Preface to the article
Threat Modeling is a continuously looping dynamic model that can help enterprises determine the threats, attacks, vulnerabilities and countermeasures that affect applications. Enterprises can use threat modeling to form the design of applications and implement the enterprise's Security goals and risk reduction
Tool introduction
Microsoft Threat Modeling Tool is a threat modeling tool released by Microsoft as GA in September 2018. The tool provides a process and visual display for creating relationship diagrams, identifying threats, mitigating problems, and verifying each mitigation operation. The following diagram highlights this process:
Tool installation
Download address: https://aka.ms/threatmodelingtool
install software:
tool panel
When you launch the threat modeling tool you will see the following items:
Select "Create A Model" to enter the model creation page.
Menu item functions:
Symbol menu items:
A mold is a unit used in threat modeling, such as an APP, a server, a database or a request. Together they constitute a system running topology.

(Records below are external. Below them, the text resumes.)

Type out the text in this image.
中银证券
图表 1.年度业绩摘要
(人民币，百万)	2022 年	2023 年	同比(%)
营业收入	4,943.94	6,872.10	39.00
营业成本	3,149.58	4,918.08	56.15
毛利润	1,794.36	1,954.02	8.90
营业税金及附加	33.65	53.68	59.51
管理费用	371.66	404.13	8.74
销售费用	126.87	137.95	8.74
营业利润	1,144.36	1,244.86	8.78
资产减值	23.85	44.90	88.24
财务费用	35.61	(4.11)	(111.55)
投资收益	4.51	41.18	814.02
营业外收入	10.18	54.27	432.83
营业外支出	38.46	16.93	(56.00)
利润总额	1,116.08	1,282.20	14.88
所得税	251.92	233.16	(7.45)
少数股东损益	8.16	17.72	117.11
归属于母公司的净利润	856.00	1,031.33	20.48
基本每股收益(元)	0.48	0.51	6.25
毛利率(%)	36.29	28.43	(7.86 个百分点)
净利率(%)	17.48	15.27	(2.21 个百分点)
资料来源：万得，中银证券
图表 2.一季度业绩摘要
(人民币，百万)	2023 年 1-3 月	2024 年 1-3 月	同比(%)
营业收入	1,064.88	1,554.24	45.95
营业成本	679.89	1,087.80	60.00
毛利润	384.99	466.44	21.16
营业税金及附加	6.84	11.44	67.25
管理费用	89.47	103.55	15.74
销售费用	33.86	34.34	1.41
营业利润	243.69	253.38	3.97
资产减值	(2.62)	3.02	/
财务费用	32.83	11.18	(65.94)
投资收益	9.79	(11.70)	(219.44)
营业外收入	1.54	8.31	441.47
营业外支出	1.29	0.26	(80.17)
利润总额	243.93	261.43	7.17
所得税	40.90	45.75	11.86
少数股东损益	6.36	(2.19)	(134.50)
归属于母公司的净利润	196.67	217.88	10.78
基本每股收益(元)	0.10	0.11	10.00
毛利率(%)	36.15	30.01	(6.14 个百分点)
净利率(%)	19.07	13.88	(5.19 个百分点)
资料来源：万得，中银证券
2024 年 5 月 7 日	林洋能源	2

Through this topology, threat modeling tools can analyze the security risks. , common molds include the following categories:
Tool usage
Threat modeling is a relatively complex and difficult task. The difficulty lies in the understanding of the business system. If you have a good understanding of the system logic, you can quickly complete the threat modeling of a system. On the contrary, if you only know a little about the system logic, then Completing a threat modeling requires the cooperation of multiple parties, which becomes a complex process. When conducting threat modeling, you only need to perform the following steps:
Drag the mold from the mold bar on the left to the canvas
Double-click the mold on the canvas to modify its attribute values
Finally, a complete business system logic diagram is formed.
Summary at the end of the article
Overall, this gadget is usable, but I feel like some of the molds are not that complete.